The Chicago Teachers Union is ready to go on strike. Unless the district does a better job addressing the pressing needs of Chicago’s public school students, teachers could be walking the picket lines as early as Sept. 25.
Like their colleagues across the nation, these educators are standing up and fighting for better conditions in their public schools—specifically, smaller class sizes and more school nurses, social workers, school psychologists, counselors and other critical frontline staff. They need more teachers and paraprofessionals and better services for students—especially students of color—who face high levels of trauma. “If we don’t make more progress,” says CTU President Jesse Sharkey, “This is a union that is prepared to strike.
“I want the board to make good on its promises,” says Sharkey, referring to Mayor Lori Lightfoot’s promise to include some of these services in the city budget. “The funding has got to be in the budget, and they’ve got to put it in a contract.”
Thus far, the promise has not been fulfilled. The budget, approved by the mayor-appointed school board Aug. 28, actually provides less for schools than it did last year. It cuts at least $100,000 from each of more than 200 schools, and at least $500,000 from more than 40 schools.
The official budget also cuts the number of social workers by three and the number of certified school nurses and librarians by more than 12 percent; however, after CTU’s strenuous pushback, the board revised its quarterly position files, increasing budgeted—but unfilled—positions for social workers and health workers. CTU will continue to press for more positions and insist that the hundreds of vacancies in these jobs, existing slots as well as newly established ones, be filled.
CTU is also pressing the city to raise revenue from those who have reaped all of the benefits of Chicago’s new economy, by declaring a $400 million Tax Increment Financing surplus (known as TIF) and distributing half of it to Chicago Public Schools (CPS), and declaring a $100 million corporate head tax.

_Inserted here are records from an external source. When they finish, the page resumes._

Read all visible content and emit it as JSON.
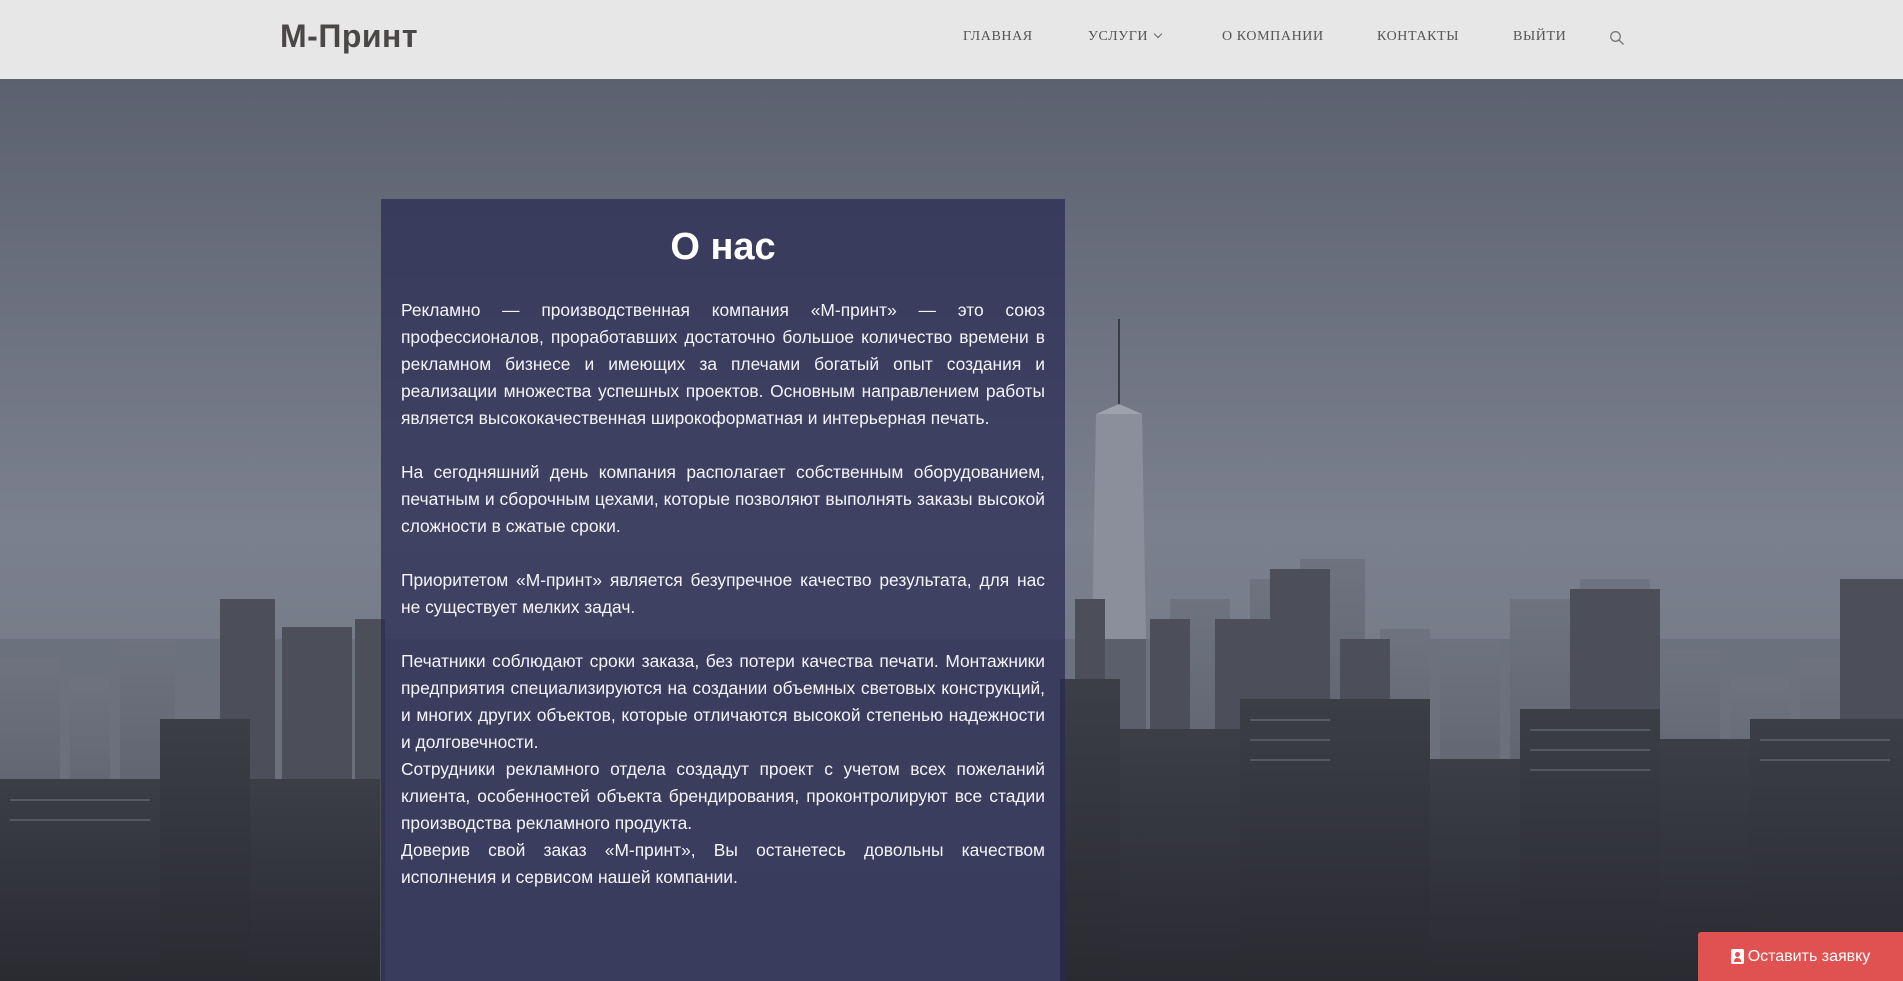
{
  "site": {
    "logo": "М-Принт"
  },
  "nav": {
    "items": [
      {
        "label": "ГЛАВНАЯ"
      },
      {
        "label": "УСЛУГИ"
      },
      {
        "label": "О КОМПАНИИ"
      },
      {
        "label": "КОНТАКТЫ"
      },
      {
        "label": "ВЫЙТИ"
      }
    ],
    "search_icon": "search-icon"
  },
  "about": {
    "title": "О нас",
    "paragraphs": [
      "Рекламно — производственная компания «М-принт» — это союз профессионалов, проработавших достаточно большое количество времени в рекламном бизнесе и имеющих за плечами богатый опыт создания и реализации множества успешных проектов. Основным направлением работы является высококачественная широкоформатная и интерьерная печать.",
      "На сегодняшний день компания располагает собственным оборудованием, печатным и сборочным цехами, которые позволяют выполнять заказы высокой сложности в сжатые сроки.",
      "Приоритетом «М-принт» является безупречное качество результата, для нас не существует мелких задач.",
      "Печатники соблюдают сроки заказа, без потери качества печати. Монтажники предприятия специализируются на создании объемных световых конструкций, и многих других объектов, которые отличаются высокой степенью надежности и долговечности.",
      "Сотрудники рекламного отдела создадут проект с учетом всех пожеланий клиента, особенностей объекта брендирования, проконтролируют все стадии производства рекламного продукта.",
      "Доверив свой заказ «М-принт», Вы останетесь довольны качеством исполнения и сервисом нашей компании."
    ]
  },
  "cta": {
    "label": "Оставить заявку",
    "icon": "user-badge-icon",
    "color": "#e05252"
  },
  "colors": {
    "header_bg": "#e7e7e7",
    "panel_bg": "#282a52",
    "logo": "#4b4747"
  }
}
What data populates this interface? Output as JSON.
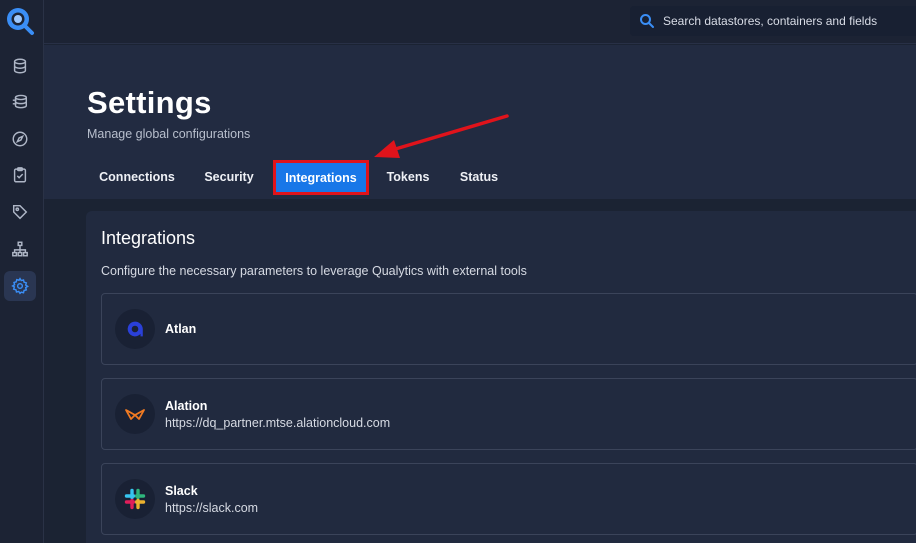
{
  "search": {
    "placeholder": "Search datastores, containers and fields"
  },
  "header": {
    "title": "Settings",
    "subtitle": "Manage global configurations"
  },
  "tabs": [
    {
      "label": "Connections"
    },
    {
      "label": "Security"
    },
    {
      "label": "Integrations",
      "active": true
    },
    {
      "label": "Tokens"
    },
    {
      "label": "Status"
    }
  ],
  "sidebar": {
    "items": [
      {
        "icon": "database-icon"
      },
      {
        "icon": "database-stack-icon"
      },
      {
        "icon": "compass-icon"
      },
      {
        "icon": "clipboard-check-icon"
      },
      {
        "icon": "tag-icon"
      },
      {
        "icon": "org-chart-icon"
      },
      {
        "icon": "gear-icon",
        "active": true
      }
    ]
  },
  "panel": {
    "title": "Integrations",
    "description": "Configure the necessary parameters to leverage Qualytics with external tools",
    "integrations": [
      {
        "name": "Atlan",
        "url": ""
      },
      {
        "name": "Alation",
        "url": "https://dq_partner.mtse.alationcloud.com"
      },
      {
        "name": "Slack",
        "url": "https://slack.com"
      }
    ]
  },
  "colors": {
    "accent": "#1877e8",
    "highlight_border": "#e0131b",
    "background": "#1b2333"
  }
}
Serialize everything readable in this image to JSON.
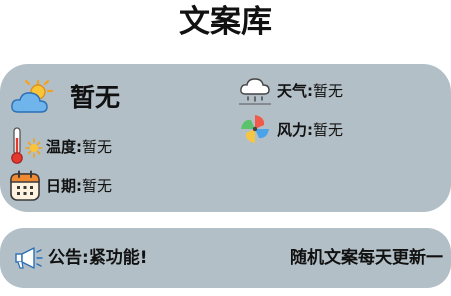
{
  "app": {
    "title": "文案库"
  },
  "weather": {
    "status": "暂无",
    "temperature": {
      "label": "温度",
      "value": "暂无"
    },
    "date": {
      "label": "日期",
      "value": "暂无"
    },
    "condition": {
      "label": "天气",
      "value": "暂无"
    },
    "wind": {
      "label": "风力",
      "value": "暂无"
    },
    "separator": ":"
  },
  "notice": {
    "label": "公告",
    "text": "紧功能!",
    "right_text": "随机文案每天更新一"
  },
  "icons": {
    "status": "sun-behind-cloud-icon",
    "temperature": "thermometer-sun-icon",
    "date": "calendar-icon",
    "condition": "cloud-rain-icon",
    "wind": "pinwheel-icon",
    "notice": "megaphone-icon"
  },
  "colors": {
    "card_background": "#b3bfc6",
    "text": "#111111"
  }
}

As far as putting improvements into the CTU contract, negotiations are ongoing. Lightfoot, who was elected in April and campaigned on an education platform that mirrored the CTU’s educational justice demands, has indicated that her budget promises are enough, and that class size and staffing are not contract issues. CTU disagrees, insisting that vital student services be written into an enforceable labor contract.
The city gives real estate developers, cleaning companies and food service companies “promises” in the form of written contracts, says Sharkey. “The mayor said the city is going to be turning over a new leaf. Start by making good on your promises to students to provide services and have good neighborhood schools. Put it in a contract that’s enforceable.”
“[If you say] I’m going to provide nurses but I refuse to put it in writing as a commitment that will be consistent, tangible and precise, we have a problem,” says Jackson Potter, a high school teacher and CTU activist. “That’s not a commitment; that’s a lot of hot air.”
The school board has proposed a contract with a 16 percent teacher raise over five years. But that proposal fails to improve the salary floor for low-wage teacher assistants and other paraprofessionals— two-thirds of whom earn wages so low their children are eligible for free or reduced-price school lunches under federal poverty guidelines. And it increases health insurance costs significantly (even though the cost of insurance to CPS has essentially been flat since 2014) and does nothing to address years of stagnant wages that have failed to keep pace with inflation. Although the mayor and the CPS team say the wage and benefit proposals are generous, Sharkey notes, “they come in the context of nearly a decade of austerity and cuts.”
“It is about having adequate pay and benefits, because you’re not going to be able to sustain a high-performing school district if people don’t want to work there,” says Potter. “But equally important are issues like class size, having a nurse in every school, and a social worker—and librarians.” Ultimately, says Potter, “This is really a fight for the soul of public education, where we are putting front and center issues that are critical to the needs of our students and their families, and that have been neglected or downright sabotaged for years. It’s a righteous battle for a fully funded school system that invests in the things that will show up in the classroom and not in the boardroom.”
“I’m willing to strike over teaching assistants not getting paid anywhere near the worth they bring to our schools,” says Kristy Brooks, a school counselor and CTU member. “No full-time employee of our school district should be making poverty wages.” But she also wants adequate prep time and more counselors, librarians, nurses, psychologists, social workers, occupational therapists, physical therapists, bilingual coordinators and other support staff.
“We are bargaining for the common good at the table, for our members, our students, their families and our neighborhoods,” says Sharkey.
“CPS thinks it can buy us off,” CTU says in a press release. “They do not want to address class size, wraparound services, special education or PSRP pay and staffing issues. CPS at the negotiating table believes that it can buy us off to make us leave behind nurses, social workers, psychologists and PSRPs. It is about a fair wage and benefits and the schools Chicago students deserve.”